Breaks for Nunavik aren’t fair to other regions: Tory senator
Charlie Watt fights for Nunavik tax relief
A Senate bill to bring more tax relief to Nunavik residents has passed second reading and is now headed into the Senate's standing committee on national finance.
Bill S-214, proposed by Senator Charlie Watt, a Liberal, would amend federal income and excise tax laws to give Nunavimmiut more tax breaks.
Personal tax relief would be provided by adding $70 a day to the amount that Nunavik residents may deduct from their taxable income under the northern residents deduction.
Sales and excise tax relief would be provided by eliminating the Goods and Service Tax on all goods and services in Nunavik.
The bill's suggested amendments would also exempt all petroleum products sold or purchased in Nunavik from federal excise taxes.

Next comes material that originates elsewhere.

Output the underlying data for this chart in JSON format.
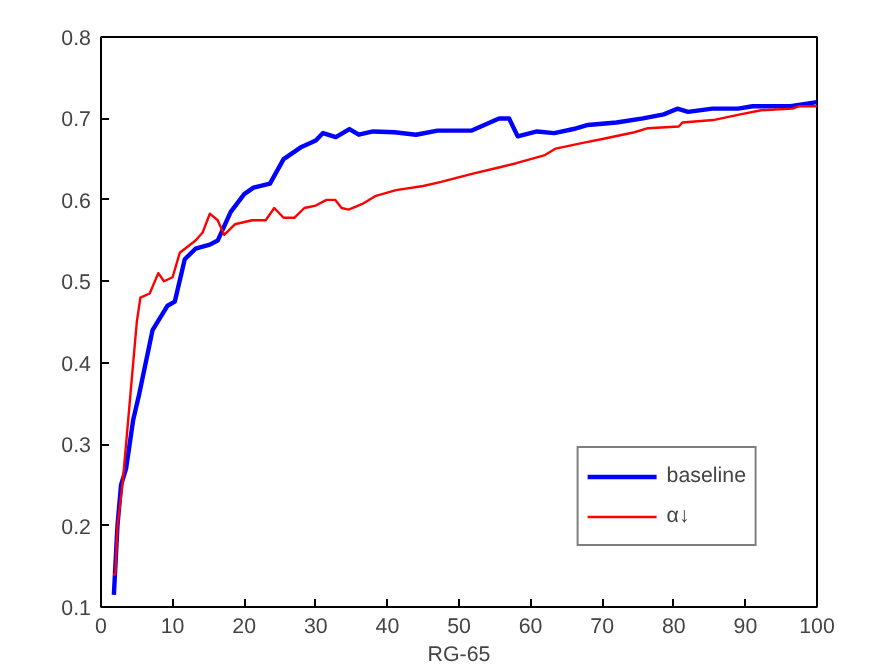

The bill says Nunavimmiut are faced with an "exorbitant" cost of living, when compared with that of Canadians living south of the 55th parallel.
It says they're cut off from other Canadians geographically, economically and politically, and their living conditions are "desperate and deteriorating further" because of isolation and distance.

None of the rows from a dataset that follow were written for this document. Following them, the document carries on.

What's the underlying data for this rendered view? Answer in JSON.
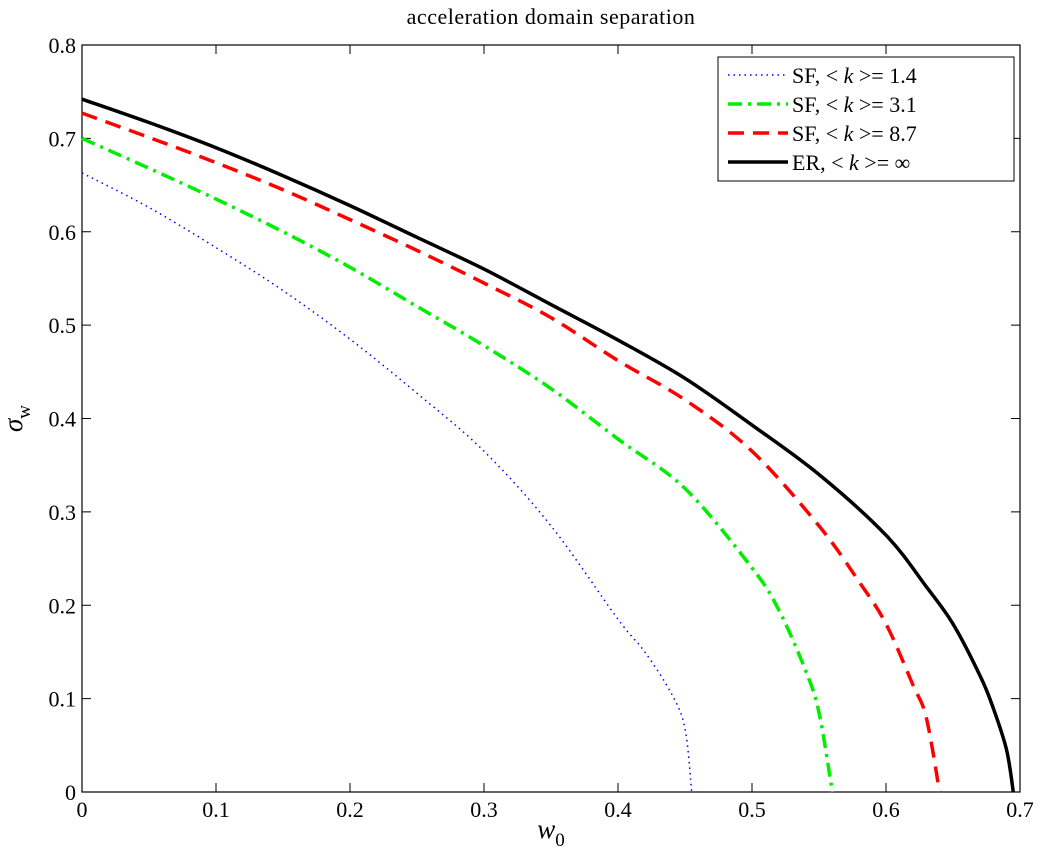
{
  "chart_data": {
    "type": "line",
    "title": "acceleration domain separation",
    "xlabel": {
      "symbol": "w",
      "subscript": "0"
    },
    "ylabel": {
      "symbol": "σ",
      "subscript": "w"
    },
    "xlim": [
      0,
      0.7
    ],
    "ylim": [
      0,
      0.8
    ],
    "xticks": [
      0,
      0.1,
      0.2,
      0.3,
      0.4,
      0.5,
      0.6,
      0.7
    ],
    "xtick_labels": [
      "0",
      "0.1",
      "0.2",
      "0.3",
      "0.4",
      "0.5",
      "0.6",
      "0.7"
    ],
    "yticks": [
      0,
      0.1,
      0.2,
      0.3,
      0.4,
      0.5,
      0.6,
      0.7,
      0.8
    ],
    "ytick_labels": [
      "0",
      "0.1",
      "0.2",
      "0.3",
      "0.4",
      "0.5",
      "0.6",
      "0.7",
      "0.8"
    ],
    "grid": false,
    "legend_position": "top-right",
    "series": [
      {
        "name": "SF, < k >= 1.4",
        "label_prefix": "SF, <",
        "label_var": "k",
        "label_suffix": ">= 1.4",
        "color": "#0000ff",
        "style": "dotted",
        "line_width": 1.5,
        "x": [
          0,
          0.05,
          0.1,
          0.15,
          0.2,
          0.25,
          0.3,
          0.35,
          0.4,
          0.42,
          0.44,
          0.45,
          0.455
        ],
        "y": [
          0.663,
          0.626,
          0.583,
          0.537,
          0.485,
          0.427,
          0.365,
          0.285,
          0.185,
          0.15,
          0.105,
          0.068,
          0
        ]
      },
      {
        "name": "SF, < k >= 3.1",
        "label_prefix": "SF, <",
        "label_var": "k",
        "label_suffix": ">= 3.1",
        "color": "#00ee00",
        "style": "dashdot",
        "line_width": 3.5,
        "x": [
          0,
          0.05,
          0.1,
          0.15,
          0.2,
          0.25,
          0.3,
          0.35,
          0.4,
          0.45,
          0.5,
          0.52,
          0.54,
          0.55,
          0.56
        ],
        "y": [
          0.7,
          0.668,
          0.635,
          0.6,
          0.562,
          0.52,
          0.478,
          0.432,
          0.378,
          0.325,
          0.24,
          0.195,
          0.13,
          0.085,
          0
        ]
      },
      {
        "name": "SF, < k >= 8.7",
        "label_prefix": "SF, <",
        "label_var": "k",
        "label_suffix": ">= 8.7",
        "color": "#ff0000",
        "style": "dashed",
        "line_width": 3.5,
        "x": [
          0,
          0.05,
          0.1,
          0.15,
          0.2,
          0.25,
          0.3,
          0.35,
          0.4,
          0.45,
          0.5,
          0.55,
          0.58,
          0.6,
          0.62,
          0.63,
          0.64
        ],
        "y": [
          0.727,
          0.701,
          0.674,
          0.645,
          0.613,
          0.58,
          0.545,
          0.508,
          0.462,
          0.42,
          0.365,
          0.285,
          0.225,
          0.18,
          0.115,
          0.08,
          0
        ]
      },
      {
        "name": "ER, < k >= ∞",
        "label_prefix": "ER, <",
        "label_var": "k",
        "label_suffix": ">= ∞",
        "color": "#000000",
        "style": "solid",
        "line_width": 3.5,
        "x": [
          0,
          0.05,
          0.1,
          0.15,
          0.2,
          0.25,
          0.3,
          0.35,
          0.4,
          0.45,
          0.5,
          0.55,
          0.6,
          0.63,
          0.65,
          0.67,
          0.68,
          0.69,
          0.695
        ],
        "y": [
          0.742,
          0.717,
          0.69,
          0.66,
          0.628,
          0.594,
          0.56,
          0.522,
          0.484,
          0.443,
          0.393,
          0.34,
          0.275,
          0.22,
          0.18,
          0.125,
          0.09,
          0.045,
          0
        ]
      }
    ]
  }
}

The bill says studies have recommended exempting Nunavimmiut from paying income tax and indexing government transfers to better reflect the high cost of living in Nunavik.

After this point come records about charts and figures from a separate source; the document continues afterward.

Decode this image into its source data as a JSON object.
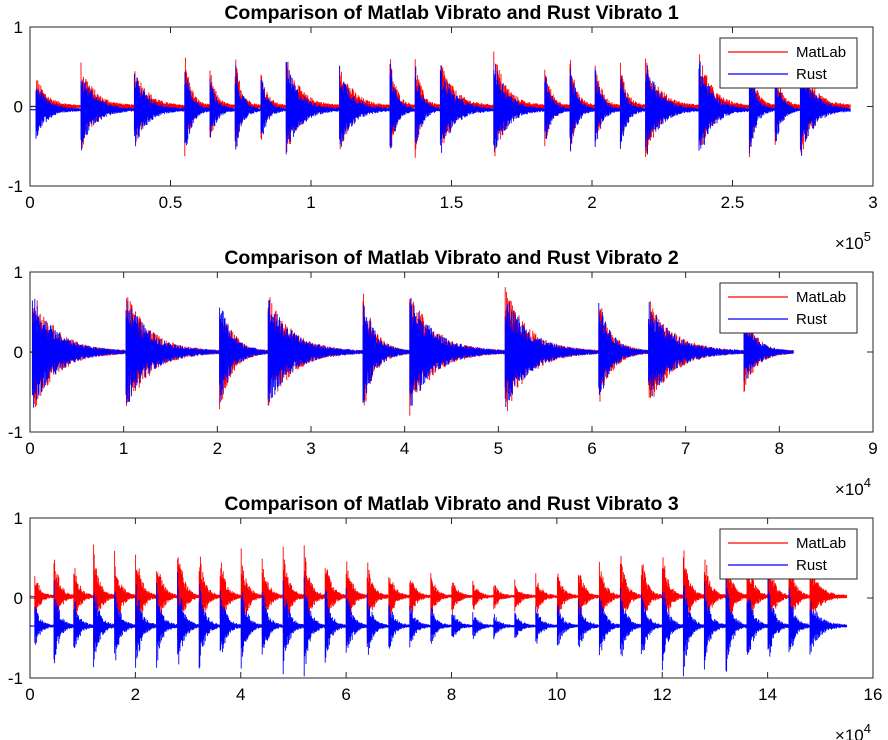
{
  "chart_data": [
    {
      "type": "line",
      "title": "Comparison of Matlab Vibrato and Rust Vibrato 1",
      "xlabel": "",
      "ylabel": "",
      "xlim": [
        0,
        300000
      ],
      "ylim": [
        -1,
        1
      ],
      "x_ticks": [
        0,
        0.5,
        1,
        1.5,
        2,
        2.5,
        3
      ],
      "x_tick_labels": [
        "0",
        "0.5",
        "1",
        "1.5",
        "2",
        "2.5",
        "3"
      ],
      "x_multiplier_base": "×10",
      "x_multiplier_exp": "5",
      "y_ticks": [
        -1,
        0,
        1
      ],
      "y_tick_labels": [
        "-1",
        "0",
        "1"
      ],
      "legend_position": "top-right",
      "series": [
        {
          "name": "MatLab",
          "color": "#ff0000"
        },
        {
          "name": "Rust",
          "color": "#0000ff"
        }
      ],
      "signal_length": 292000,
      "onsets": [
        2000,
        18000,
        37000,
        55000,
        64000,
        73000,
        82000,
        91000,
        110000,
        128000,
        137000,
        146000,
        165000,
        183000,
        192000,
        201000,
        210000,
        219000,
        238000,
        256000,
        265000,
        274000
      ],
      "peak_amplitudes": [
        0.4,
        0.58,
        0.55,
        0.72,
        0.48,
        0.65,
        0.52,
        0.68,
        0.62,
        0.7,
        0.66,
        0.63,
        0.73,
        0.6,
        0.71,
        0.64,
        0.6,
        0.69,
        0.72,
        0.67,
        0.58,
        0.7
      ],
      "offsets": {
        "MatLab": 0.0,
        "Rust": -0.04
      }
    },
    {
      "type": "line",
      "title": "Comparison of Matlab Vibrato and Rust Vibrato 2",
      "xlabel": "",
      "ylabel": "",
      "xlim": [
        0,
        90000
      ],
      "ylim": [
        -1,
        1
      ],
      "x_ticks": [
        0,
        1,
        2,
        3,
        4,
        5,
        6,
        7,
        8,
        9
      ],
      "x_tick_labels": [
        "0",
        "1",
        "2",
        "3",
        "4",
        "5",
        "6",
        "7",
        "8",
        "9"
      ],
      "x_multiplier_base": "×10",
      "x_multiplier_exp": "4",
      "y_ticks": [
        -1,
        0,
        1
      ],
      "y_tick_labels": [
        "-1",
        "0",
        "1"
      ],
      "legend_position": "top-right",
      "series": [
        {
          "name": "MatLab",
          "color": "#ff0000"
        },
        {
          "name": "Rust",
          "color": "#0000ff"
        }
      ],
      "signal_length": 81500,
      "onsets": [
        200,
        10200,
        20200,
        25400,
        35500,
        40500,
        50700,
        60700,
        66000,
        76200
      ],
      "peak_amplitudes": [
        0.8,
        0.78,
        0.77,
        0.75,
        0.82,
        0.8,
        0.82,
        0.72,
        0.7,
        0.52
      ],
      "offsets": {
        "MatLab": 0.0,
        "Rust": 0.0
      }
    },
    {
      "type": "line",
      "title": "Comparison of Matlab Vibrato and Rust Vibrato 3",
      "xlabel": "",
      "ylabel": "",
      "xlim": [
        0,
        160000
      ],
      "ylim": [
        -1,
        1
      ],
      "x_ticks": [
        0,
        2,
        4,
        6,
        8,
        10,
        12,
        14,
        16
      ],
      "x_tick_labels": [
        "0",
        "2",
        "4",
        "6",
        "8",
        "10",
        "12",
        "14",
        "16"
      ],
      "x_multiplier_base": "×10",
      "x_multiplier_exp": "4",
      "y_ticks": [
        -1,
        0,
        1
      ],
      "y_tick_labels": [
        "-1",
        "0",
        "1"
      ],
      "legend_position": "top-right",
      "series": [
        {
          "name": "MatLab",
          "color": "#ff0000"
        },
        {
          "name": "Rust",
          "color": "#0000ff"
        }
      ],
      "signal_length": 155000,
      "onsets": [
        800,
        4500,
        8200,
        12000,
        16000,
        20000,
        24000,
        28000,
        32000,
        36000,
        40000,
        44000,
        48000,
        52000,
        56000,
        60000,
        64000,
        68000,
        72000,
        76000,
        80000,
        84000,
        88000,
        92000,
        96000,
        100000,
        104000,
        108000,
        112000,
        116000,
        120000,
        124000,
        128000,
        132000,
        136000,
        140000,
        144000,
        148000
      ],
      "peak_amplitudes": [
        0.35,
        0.65,
        0.5,
        0.68,
        0.6,
        0.72,
        0.58,
        0.78,
        0.7,
        0.6,
        0.65,
        0.58,
        0.7,
        0.75,
        0.58,
        0.55,
        0.48,
        0.4,
        0.36,
        0.32,
        0.25,
        0.2,
        0.18,
        0.2,
        0.28,
        0.35,
        0.45,
        0.55,
        0.62,
        0.58,
        0.65,
        0.7,
        0.6,
        0.75,
        0.72,
        0.68,
        0.6,
        0.4
      ],
      "offsets": {
        "MatLab": 0.02,
        "Rust": -0.35
      }
    }
  ]
}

During a Senate debate on the bill, Conservatives said they couldn't support Bill S-214 because its proposals would be unfair to other regions and too costly for Ottawa to bear.
Speaking last month, Senator Terry Stratton, a Conservative, said Nunavik is already set to receive more benefits through the Nunavik Inuit land claims agreement.
Stratton said the Harper government has already recognized the higher cost of living in the North by increasing the northern residents deduction.
As well, diesel and aviation fuel are already subject to a reduced rate of excise taxes, Stratton said.
The proposed measures are unfair, he said, because they mean someone in Nunavik could earn up to $42,000 without paying taxes, whereas a Nunavut resident would begin to pay income taxes after earnings of about $16,000.
Bill S-214 would also cost Ottawa at least $15 million a year to implement, Stratton said.
If similar measures were given to all northern residents, he said it could cost the federal government an additional $290 million a year.
After the debate, a vote showed 15 "nays" and 34 "yeas" for the bill. This vote means the bill, approved "with division," now heads to the finance committee for discussion.
The bill still has two more hurdles to pass through, including a committee report and a third reading.
It's rare for Senate bills to become law.